Apple spent a lot of 2011 in court (either directly, or in disguise), attempting to keep competitors’ smartphones and tablets off the market. If patent #8,082,523 is any indication, 2012 will be even worse. You don't have to interpret the wording of this patent too loosely to conclude that any multitasking smartphone owes Apple. In fact, the abstract could almost serve as a Wikipedia entry for “Smartphone”: “A portable electronic device displays, on a touch screen display, a user interface for a phone application during a phone call. In response to detecting activation of a menu icon or menu button, the UI for the phone application is replaced with a menu of application icons, while maintaining the phone call. In response to detecting a finger gesture on a non-telephone service application icon, displaying a user interface for the non-telephone service application while continuing to maintain the phone call, the UI for the non-telephone service application including a switch application icon that is not displayed in the UI when there is no ongoing phone call. In response to detecting a finger gesture on the switch application icon, replacing display of the UI for the non-telephone service application with a respective UI for the phone application while continuing to maintain the phone call.”
One could make the argument that a portable device with touchscreen control of a phone + app interface was, at some point, a non-obvious invention -- and therefore worthy of a patent. It goes without saying that such a point was well before December of 2011, when the patent was granted. Even the filing date of June 2007 seems laughably late in the game -- especially if you’re old enough to recall 1992, when the IBM Simon made its debut, or the many products that refined the smartphone paradigm over the following fifteen years. Still, the wording also includes the “finger gesture” and “switch application icon” elements, which might just be enough to distinguish the original iPhone from its competitors. Obviously, the USPTO thinks so.
Apple spent a considerable amount of research and development to bring the first iPhone to market; I’d be the last to say that the company doesn’t deserve to receive rewards commensurate with its innovation. But haven’t they? After all, the iPhone is both iconic in its own right and has become virtually synonymous with this era of portable mobile devices. Every phone released in the past five years has been measured against the iPhone (and more often than not, found wanting).

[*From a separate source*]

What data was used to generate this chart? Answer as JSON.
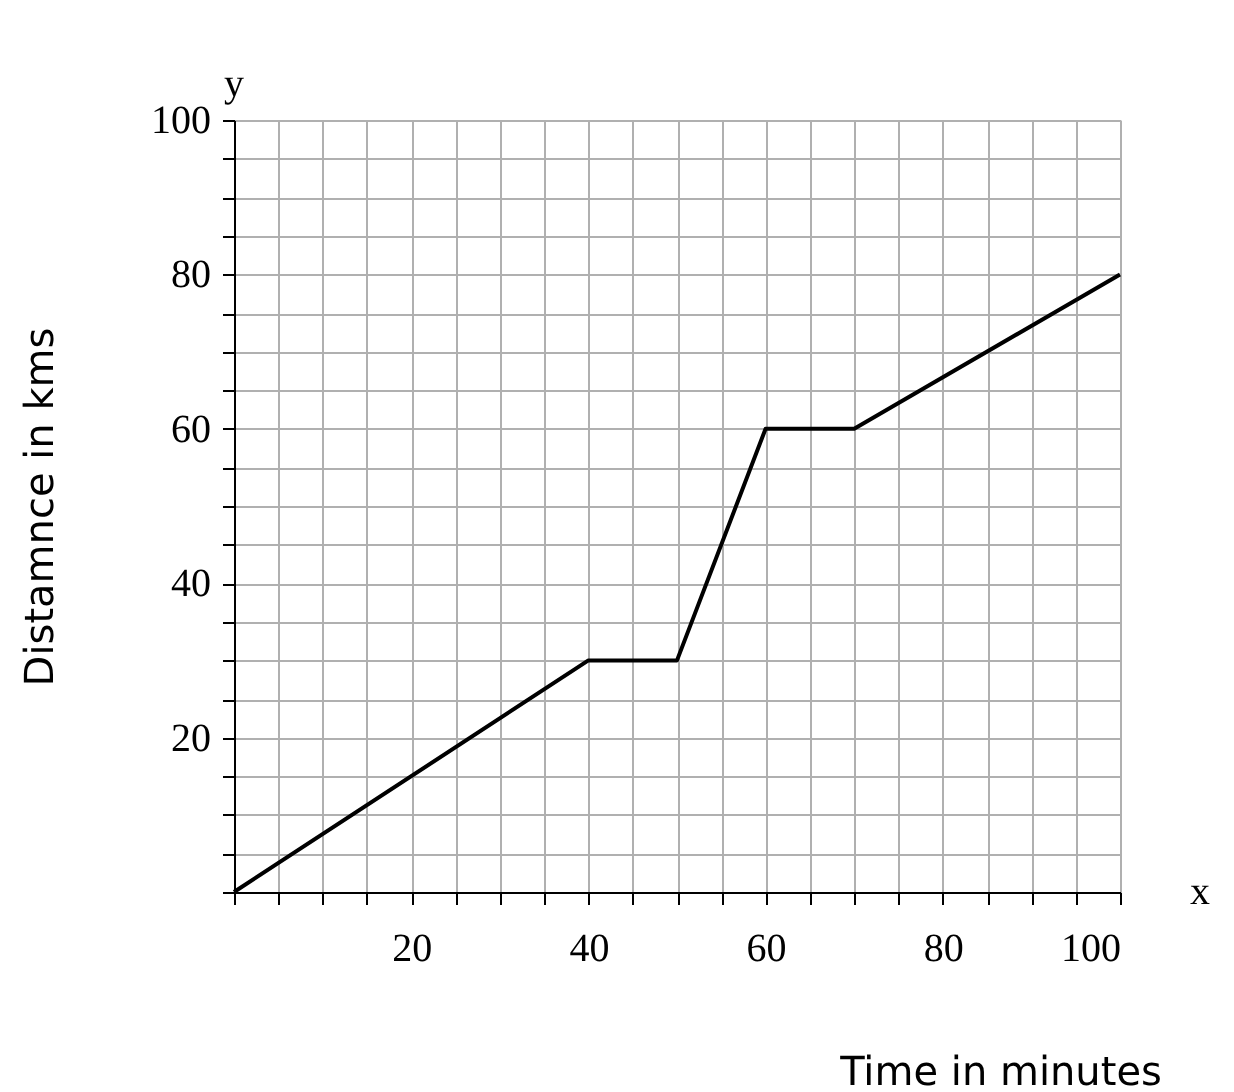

Apple’s bottom line is, by all accounts, enjoying the fruits of this success -- already satisfying one of the evidence-based “Graham Factors” commonly used to determine non-obviousness. Is there any need, then, to grant Apple this broader license to sue manufacturers -- not simply over “slavishly copied” designs, but over virtually any phone that makes use of a touchscreen-controlled ‘switchable phone/app icon’?

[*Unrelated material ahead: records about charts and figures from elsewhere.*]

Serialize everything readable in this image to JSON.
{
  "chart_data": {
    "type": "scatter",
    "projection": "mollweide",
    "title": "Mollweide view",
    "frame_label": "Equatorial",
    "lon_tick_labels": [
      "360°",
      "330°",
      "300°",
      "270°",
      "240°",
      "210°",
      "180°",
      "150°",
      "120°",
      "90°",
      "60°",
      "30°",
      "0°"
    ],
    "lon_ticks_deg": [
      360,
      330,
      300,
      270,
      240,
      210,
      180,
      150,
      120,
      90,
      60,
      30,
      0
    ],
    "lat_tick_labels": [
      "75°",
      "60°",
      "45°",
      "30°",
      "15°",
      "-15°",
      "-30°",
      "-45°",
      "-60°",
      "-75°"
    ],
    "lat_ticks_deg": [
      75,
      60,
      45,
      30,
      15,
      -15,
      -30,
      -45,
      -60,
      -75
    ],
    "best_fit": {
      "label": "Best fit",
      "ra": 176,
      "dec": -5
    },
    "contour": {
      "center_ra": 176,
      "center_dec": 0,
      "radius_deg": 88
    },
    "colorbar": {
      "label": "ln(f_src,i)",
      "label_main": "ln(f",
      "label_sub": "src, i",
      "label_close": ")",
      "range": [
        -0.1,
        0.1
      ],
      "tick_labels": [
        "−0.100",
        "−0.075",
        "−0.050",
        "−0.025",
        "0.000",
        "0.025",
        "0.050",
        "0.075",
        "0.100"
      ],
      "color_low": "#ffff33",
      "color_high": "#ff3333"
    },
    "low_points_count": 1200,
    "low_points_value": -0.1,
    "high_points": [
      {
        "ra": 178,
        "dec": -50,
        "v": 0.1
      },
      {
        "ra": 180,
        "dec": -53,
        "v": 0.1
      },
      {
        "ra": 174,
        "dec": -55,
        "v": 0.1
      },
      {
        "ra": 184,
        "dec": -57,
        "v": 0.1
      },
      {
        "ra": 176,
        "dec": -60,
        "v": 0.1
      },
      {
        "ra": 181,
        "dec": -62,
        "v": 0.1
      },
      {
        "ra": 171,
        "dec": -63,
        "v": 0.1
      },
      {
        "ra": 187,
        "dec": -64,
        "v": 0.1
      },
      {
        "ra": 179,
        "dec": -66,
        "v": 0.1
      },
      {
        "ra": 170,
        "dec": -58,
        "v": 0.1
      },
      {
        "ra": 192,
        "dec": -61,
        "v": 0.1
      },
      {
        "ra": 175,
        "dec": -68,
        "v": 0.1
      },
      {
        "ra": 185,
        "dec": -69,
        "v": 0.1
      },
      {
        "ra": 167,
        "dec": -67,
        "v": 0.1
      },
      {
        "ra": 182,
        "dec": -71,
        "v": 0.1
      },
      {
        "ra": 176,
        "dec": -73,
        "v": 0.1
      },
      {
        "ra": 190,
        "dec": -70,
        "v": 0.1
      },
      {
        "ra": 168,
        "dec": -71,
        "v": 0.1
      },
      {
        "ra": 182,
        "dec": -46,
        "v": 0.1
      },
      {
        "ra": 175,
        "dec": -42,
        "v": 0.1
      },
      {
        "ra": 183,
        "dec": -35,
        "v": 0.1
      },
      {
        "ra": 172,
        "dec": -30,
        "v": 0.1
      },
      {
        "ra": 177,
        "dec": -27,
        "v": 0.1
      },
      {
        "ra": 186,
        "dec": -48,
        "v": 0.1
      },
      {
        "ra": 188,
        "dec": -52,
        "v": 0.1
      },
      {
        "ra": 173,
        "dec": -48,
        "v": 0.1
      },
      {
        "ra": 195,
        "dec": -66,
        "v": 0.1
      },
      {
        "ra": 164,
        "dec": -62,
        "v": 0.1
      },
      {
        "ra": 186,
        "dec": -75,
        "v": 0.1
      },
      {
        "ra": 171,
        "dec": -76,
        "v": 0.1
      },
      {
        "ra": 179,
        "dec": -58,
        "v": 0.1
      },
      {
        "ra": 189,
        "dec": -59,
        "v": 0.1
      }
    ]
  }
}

To escape infringement claims, nearly all smartphone hardware and OS designs would have to be significantly re-worked -- the modern-day equivalent of (for example) trying to design a car without putting the gas cap on the exterior. It can be done, of course, but at what level of specificity does invention and unique ownership become ludicrous?
A more interesting question might be whether Apple truly feels that this patent could be defended. Any number of companies pursue a strategy of “over-patenting," which is quite simply seeking as many patents as possible with the knowledge that only a minority percentage would ultimately be defensible in the courtroom. Merely having the patent confers a distinct advantage. A company could, for instance, secure licenses from others who would rather pay a ‘settlement sum’ than drain their resources in an attempt to have even a clearly shaky patent declared invalid. Consider how disastrous such a challenge could be if a company banked on a single product line, only to see it paralyzed into obsolescence by import bans (a less-diversified Samsung, for example).
The "finger gesture" and "switch application icon" wording makes Apple's patent just non-obvious enough, at least at the time of filing. The success of the initial device that utilized this patent is support for a level of innovation (although arguably not as any result of this specific feature).
The feature could never be considered non-obvious by the date that the patent was approved. Actually asserting this would cause considerable waste of resources including legal for all parties, and hardware and software R&D for competitors. Apple is seeking not to protect its innovation, but to leverage a potentially insurmountable market lead against coercive licensing revenue.